Data released out of China earlier showed that retail sales growth fell to 2.5% on the year in August, from 8.5% in July, coming in well below consensus expectations of 7.0%. Meanwhile, industrial production growth slowed to 5.3% in August from 6.4% the month before, versus expectations of 5.8%.
Fixed asset investment growth was 8.9% in August, down from 10.3% in July and more or less in line with consensus of 9.0%.
In the UK, figures from the Office for National Statistics showed consumer price inflation saw its biggest increase in August since records began in 1997.

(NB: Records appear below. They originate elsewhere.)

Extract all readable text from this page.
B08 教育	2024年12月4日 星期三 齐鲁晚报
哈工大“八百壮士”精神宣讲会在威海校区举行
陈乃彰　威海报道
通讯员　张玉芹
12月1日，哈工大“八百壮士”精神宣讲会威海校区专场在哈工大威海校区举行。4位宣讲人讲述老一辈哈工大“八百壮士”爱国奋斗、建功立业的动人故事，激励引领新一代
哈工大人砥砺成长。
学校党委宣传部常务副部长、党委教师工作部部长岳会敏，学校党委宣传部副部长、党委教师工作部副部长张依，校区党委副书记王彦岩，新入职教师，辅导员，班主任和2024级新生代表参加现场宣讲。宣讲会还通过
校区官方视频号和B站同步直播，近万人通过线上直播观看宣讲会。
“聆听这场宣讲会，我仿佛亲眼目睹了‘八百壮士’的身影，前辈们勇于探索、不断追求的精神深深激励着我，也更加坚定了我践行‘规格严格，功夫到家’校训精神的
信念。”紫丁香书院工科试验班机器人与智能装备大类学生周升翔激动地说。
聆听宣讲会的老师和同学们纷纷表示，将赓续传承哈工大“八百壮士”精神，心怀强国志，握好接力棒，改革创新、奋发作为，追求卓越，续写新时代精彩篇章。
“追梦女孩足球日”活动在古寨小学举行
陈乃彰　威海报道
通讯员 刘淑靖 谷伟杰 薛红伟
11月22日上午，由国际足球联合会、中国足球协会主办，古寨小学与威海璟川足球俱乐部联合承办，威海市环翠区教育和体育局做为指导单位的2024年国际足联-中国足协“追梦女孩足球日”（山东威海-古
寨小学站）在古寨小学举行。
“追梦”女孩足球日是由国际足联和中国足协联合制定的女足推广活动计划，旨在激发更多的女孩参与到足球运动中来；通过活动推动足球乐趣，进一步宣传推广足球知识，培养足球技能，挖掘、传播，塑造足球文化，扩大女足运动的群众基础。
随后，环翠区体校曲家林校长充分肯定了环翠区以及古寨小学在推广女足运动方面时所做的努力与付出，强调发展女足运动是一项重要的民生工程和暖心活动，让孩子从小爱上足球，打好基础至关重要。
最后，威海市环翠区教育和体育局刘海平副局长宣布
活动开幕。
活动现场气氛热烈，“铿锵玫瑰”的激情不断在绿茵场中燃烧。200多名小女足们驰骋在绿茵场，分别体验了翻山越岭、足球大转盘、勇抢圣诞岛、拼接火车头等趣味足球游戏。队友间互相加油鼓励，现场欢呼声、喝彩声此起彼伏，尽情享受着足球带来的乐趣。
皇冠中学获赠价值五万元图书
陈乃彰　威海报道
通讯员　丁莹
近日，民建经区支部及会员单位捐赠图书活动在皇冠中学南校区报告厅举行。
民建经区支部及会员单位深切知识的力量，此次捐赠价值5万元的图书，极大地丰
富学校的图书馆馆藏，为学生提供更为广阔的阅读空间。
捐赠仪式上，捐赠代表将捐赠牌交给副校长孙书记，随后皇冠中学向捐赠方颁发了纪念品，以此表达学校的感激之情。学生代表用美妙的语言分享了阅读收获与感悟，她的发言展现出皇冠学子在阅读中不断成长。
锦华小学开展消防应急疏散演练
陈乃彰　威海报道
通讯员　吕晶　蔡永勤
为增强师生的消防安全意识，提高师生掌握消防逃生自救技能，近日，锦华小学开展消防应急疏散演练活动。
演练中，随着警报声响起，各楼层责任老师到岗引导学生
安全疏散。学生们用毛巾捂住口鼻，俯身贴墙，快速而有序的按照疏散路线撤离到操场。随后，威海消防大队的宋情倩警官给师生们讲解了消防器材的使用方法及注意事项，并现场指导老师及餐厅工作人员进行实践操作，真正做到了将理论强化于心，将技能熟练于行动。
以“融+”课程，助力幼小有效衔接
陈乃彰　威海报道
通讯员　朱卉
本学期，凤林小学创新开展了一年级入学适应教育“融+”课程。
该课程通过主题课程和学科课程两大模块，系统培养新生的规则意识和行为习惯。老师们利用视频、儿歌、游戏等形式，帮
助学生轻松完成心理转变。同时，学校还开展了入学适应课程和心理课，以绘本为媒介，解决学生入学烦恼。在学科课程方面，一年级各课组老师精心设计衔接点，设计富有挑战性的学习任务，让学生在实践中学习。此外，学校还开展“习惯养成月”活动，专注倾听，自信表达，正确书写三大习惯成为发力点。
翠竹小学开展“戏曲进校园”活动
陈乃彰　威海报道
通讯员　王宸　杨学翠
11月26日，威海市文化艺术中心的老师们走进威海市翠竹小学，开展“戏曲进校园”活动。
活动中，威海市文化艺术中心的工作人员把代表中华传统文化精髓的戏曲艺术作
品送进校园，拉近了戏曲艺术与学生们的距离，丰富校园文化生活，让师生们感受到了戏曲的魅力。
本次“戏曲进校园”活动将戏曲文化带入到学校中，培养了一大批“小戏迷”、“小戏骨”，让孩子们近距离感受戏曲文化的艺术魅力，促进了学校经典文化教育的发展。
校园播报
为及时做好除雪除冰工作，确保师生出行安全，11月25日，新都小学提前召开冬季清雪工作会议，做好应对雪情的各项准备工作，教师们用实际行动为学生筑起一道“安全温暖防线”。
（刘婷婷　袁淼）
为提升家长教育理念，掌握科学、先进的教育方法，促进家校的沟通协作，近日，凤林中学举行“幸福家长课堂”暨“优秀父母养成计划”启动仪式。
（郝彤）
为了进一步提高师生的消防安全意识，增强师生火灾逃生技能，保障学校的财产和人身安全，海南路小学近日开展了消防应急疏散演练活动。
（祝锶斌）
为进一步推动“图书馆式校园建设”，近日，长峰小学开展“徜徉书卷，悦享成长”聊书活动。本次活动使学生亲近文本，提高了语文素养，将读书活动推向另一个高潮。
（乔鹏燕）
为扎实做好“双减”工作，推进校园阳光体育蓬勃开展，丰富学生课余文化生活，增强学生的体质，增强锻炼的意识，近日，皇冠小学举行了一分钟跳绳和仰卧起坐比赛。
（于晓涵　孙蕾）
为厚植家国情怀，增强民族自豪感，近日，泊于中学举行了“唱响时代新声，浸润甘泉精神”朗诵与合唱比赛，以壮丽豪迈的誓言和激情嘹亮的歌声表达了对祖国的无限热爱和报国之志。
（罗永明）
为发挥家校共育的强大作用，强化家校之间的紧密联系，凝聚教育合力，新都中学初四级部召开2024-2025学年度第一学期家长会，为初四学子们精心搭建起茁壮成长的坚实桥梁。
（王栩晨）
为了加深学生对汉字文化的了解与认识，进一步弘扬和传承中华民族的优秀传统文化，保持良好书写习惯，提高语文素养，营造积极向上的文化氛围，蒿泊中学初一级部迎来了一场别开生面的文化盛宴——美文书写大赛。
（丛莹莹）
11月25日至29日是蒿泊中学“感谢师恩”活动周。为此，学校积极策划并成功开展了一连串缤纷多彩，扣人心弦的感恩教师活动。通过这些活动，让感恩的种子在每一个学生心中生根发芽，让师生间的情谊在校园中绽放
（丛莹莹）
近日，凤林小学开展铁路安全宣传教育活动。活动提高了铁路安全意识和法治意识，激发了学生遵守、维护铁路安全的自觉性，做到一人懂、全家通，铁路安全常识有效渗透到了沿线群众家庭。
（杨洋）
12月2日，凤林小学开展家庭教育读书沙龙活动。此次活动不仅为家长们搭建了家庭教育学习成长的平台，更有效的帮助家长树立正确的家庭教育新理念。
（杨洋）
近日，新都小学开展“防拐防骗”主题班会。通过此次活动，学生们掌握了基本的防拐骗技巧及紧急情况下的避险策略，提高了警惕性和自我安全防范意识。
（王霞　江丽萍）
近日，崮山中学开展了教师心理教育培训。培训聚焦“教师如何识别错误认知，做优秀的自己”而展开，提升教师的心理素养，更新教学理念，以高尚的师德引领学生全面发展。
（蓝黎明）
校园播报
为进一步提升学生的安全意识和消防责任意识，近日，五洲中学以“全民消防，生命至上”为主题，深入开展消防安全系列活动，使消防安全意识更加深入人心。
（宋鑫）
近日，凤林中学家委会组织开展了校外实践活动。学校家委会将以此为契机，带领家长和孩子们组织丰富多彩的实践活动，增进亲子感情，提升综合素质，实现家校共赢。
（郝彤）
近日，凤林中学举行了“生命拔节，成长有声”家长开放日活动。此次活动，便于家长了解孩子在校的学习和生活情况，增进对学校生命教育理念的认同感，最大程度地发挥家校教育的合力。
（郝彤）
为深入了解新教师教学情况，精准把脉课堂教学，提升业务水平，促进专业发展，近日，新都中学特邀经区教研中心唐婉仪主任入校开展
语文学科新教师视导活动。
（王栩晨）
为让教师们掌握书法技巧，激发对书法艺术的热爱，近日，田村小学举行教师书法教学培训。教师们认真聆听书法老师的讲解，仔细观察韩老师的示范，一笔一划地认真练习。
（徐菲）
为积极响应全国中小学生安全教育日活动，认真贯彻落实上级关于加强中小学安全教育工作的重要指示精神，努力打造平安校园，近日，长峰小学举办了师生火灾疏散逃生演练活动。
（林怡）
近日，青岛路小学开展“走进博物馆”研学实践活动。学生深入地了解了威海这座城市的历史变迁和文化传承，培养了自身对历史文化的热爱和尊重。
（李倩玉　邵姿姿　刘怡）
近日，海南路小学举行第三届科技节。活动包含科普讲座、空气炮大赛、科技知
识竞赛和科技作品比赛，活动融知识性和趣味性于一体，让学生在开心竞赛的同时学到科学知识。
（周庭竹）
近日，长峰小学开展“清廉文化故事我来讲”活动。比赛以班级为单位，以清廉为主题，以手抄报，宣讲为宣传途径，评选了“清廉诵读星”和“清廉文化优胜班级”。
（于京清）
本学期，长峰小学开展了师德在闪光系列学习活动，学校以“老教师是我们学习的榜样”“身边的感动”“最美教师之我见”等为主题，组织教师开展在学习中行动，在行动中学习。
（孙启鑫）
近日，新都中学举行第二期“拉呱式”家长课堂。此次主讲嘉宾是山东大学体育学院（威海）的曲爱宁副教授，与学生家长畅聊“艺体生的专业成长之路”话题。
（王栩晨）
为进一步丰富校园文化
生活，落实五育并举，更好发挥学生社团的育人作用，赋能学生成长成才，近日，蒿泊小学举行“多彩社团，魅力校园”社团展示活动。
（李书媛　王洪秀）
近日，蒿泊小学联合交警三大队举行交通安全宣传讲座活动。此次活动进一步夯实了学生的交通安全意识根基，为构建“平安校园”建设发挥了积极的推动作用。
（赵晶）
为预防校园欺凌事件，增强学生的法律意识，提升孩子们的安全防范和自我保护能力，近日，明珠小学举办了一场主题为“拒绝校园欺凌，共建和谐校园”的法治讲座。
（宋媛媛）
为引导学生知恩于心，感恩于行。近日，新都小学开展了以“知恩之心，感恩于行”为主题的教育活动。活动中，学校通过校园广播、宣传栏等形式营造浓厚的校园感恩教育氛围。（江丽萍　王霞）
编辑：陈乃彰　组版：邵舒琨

CPI rose to 3.2% from 2% in July, coming in well above the Bank of England’s 2% target and consensus expectations of 2.9%.
The ONS said the inflation rate was driven higher by higher food and restaurant prices, but that this is likely to be a temporary change. Eating out at restaurants last month cost more than it did last year, when the government’s Eat Out to Help Out scheme was in place.
Neil Wilson, chief market analyst at Markets.com, said: "European markets are flat at the open this morning as UK inflation surged to a record high in August and Chinese economic data was soft.
"Asian stocks were weaker again following another soft session on Wall Street. Macau casino stocks the latest to plummet on a Beijing crackdown - Wynn Macau -27%, Sands China -31% - leaving the Hang Seng down 2%.
"Evergrande shares fell another 5%. Apple unveiled new products, more spending on content. Shares fell 1%, taking losses over the last five days to more than 5%. The stock these days has a look of a safe utility and it always does badly on the September product day."
In equity markets, Swedish fashion retailer H&M was in the red after its quarterly sales rose less than expected.
Zara owner Inditex gained ground after it hailed record sales in the second quarter, while Swedish Match rallied after saying it will spin off its US cigar business to shareholders.